Mariana Mazza, qui parle de livres à l’émission Bonsoir Bonsoir !, est une grande lectrice. Dans son sac à main, elle avait Bermudes, de Claire Legendre. Elle adore l’autofiction, les histoires vraies, les romans d’Édouard Louis, le récent livre de Caroline Dawson, Là où je me terre, ou le dernier Alain Farah dont elle ne s’est pas remise. Et ça me frappe tout à coup. Je pense que c’est précisément ce qu’elle fait sur scène : de l’autofiction, dans la veine la plus draconienne, dans l’exposition de soi-même sans filet et sans protection.

Ce que j’aime dans mon genre d’humour, c’est que les gens ne se posent pas la question de savoir si c’est vrai ou pas. Tout est vrai. Il n’y a pas de bouclier, la plaie est ouverte et à vif, n’importe qui peut aller mettre son doigt dedans.

Mariana Mazza

Alors je ne suis pas étonnée d’apprendre qu’elle sortira à l’automne son premier livre, qui sera bien sûr une autofiction.
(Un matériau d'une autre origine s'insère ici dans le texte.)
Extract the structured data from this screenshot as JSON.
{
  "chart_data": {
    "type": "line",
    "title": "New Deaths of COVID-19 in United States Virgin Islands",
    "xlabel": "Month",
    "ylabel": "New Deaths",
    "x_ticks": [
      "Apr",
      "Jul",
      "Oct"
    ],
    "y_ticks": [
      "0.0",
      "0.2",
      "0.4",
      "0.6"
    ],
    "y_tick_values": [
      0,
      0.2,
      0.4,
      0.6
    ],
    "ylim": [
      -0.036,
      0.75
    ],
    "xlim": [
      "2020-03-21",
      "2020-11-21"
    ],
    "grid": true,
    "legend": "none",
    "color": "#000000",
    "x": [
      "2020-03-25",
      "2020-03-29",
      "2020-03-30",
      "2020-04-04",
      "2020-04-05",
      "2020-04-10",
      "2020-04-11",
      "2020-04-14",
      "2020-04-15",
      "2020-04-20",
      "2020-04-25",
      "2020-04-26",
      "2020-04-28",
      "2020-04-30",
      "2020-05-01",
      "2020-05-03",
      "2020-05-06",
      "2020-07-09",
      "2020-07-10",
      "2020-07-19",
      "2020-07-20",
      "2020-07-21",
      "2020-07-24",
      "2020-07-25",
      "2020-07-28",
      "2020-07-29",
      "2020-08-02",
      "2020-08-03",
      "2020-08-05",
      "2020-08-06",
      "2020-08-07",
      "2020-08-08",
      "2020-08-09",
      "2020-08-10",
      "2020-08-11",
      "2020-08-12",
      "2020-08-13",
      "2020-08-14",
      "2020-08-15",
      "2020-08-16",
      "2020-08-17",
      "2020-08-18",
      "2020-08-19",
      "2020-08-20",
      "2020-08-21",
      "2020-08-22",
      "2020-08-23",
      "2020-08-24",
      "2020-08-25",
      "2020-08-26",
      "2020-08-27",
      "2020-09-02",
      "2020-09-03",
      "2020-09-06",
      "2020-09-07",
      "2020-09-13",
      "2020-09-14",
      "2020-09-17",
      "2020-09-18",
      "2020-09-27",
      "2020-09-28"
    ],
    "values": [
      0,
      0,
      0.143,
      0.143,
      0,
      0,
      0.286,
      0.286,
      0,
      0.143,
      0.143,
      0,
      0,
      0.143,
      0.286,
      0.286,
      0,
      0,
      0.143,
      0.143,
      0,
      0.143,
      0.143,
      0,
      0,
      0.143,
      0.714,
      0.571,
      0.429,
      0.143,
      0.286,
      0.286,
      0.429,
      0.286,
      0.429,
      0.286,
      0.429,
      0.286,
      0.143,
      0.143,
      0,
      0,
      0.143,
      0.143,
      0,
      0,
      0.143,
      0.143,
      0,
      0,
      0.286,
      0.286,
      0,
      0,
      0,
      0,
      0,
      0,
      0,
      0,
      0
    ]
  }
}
C’est pourquoi elle se protège de plus en plus, parce qu’elle en donne déjà beaucoup. Après cette entrevue, c’est un rare soir de congé, elle pense aller peindre une toile en buvant un verre, après avoir participé à son club de lecture sur Zoom avec des copines. J’ai toujours détesté les clubs de lecture, mais je pense que j’aimerais faire partie du sien. Car en partant sur les livres, nous avons jasé 45 minutes de plus, et elle a pris des notes pour aller à la librairie Le fureteur, où elle m’avoue qu’elle dépense un peu trop.

La tournée Impolie se poursuit au Québec. Sa première médiatique aura lieu le 26 avril à l’Olympia.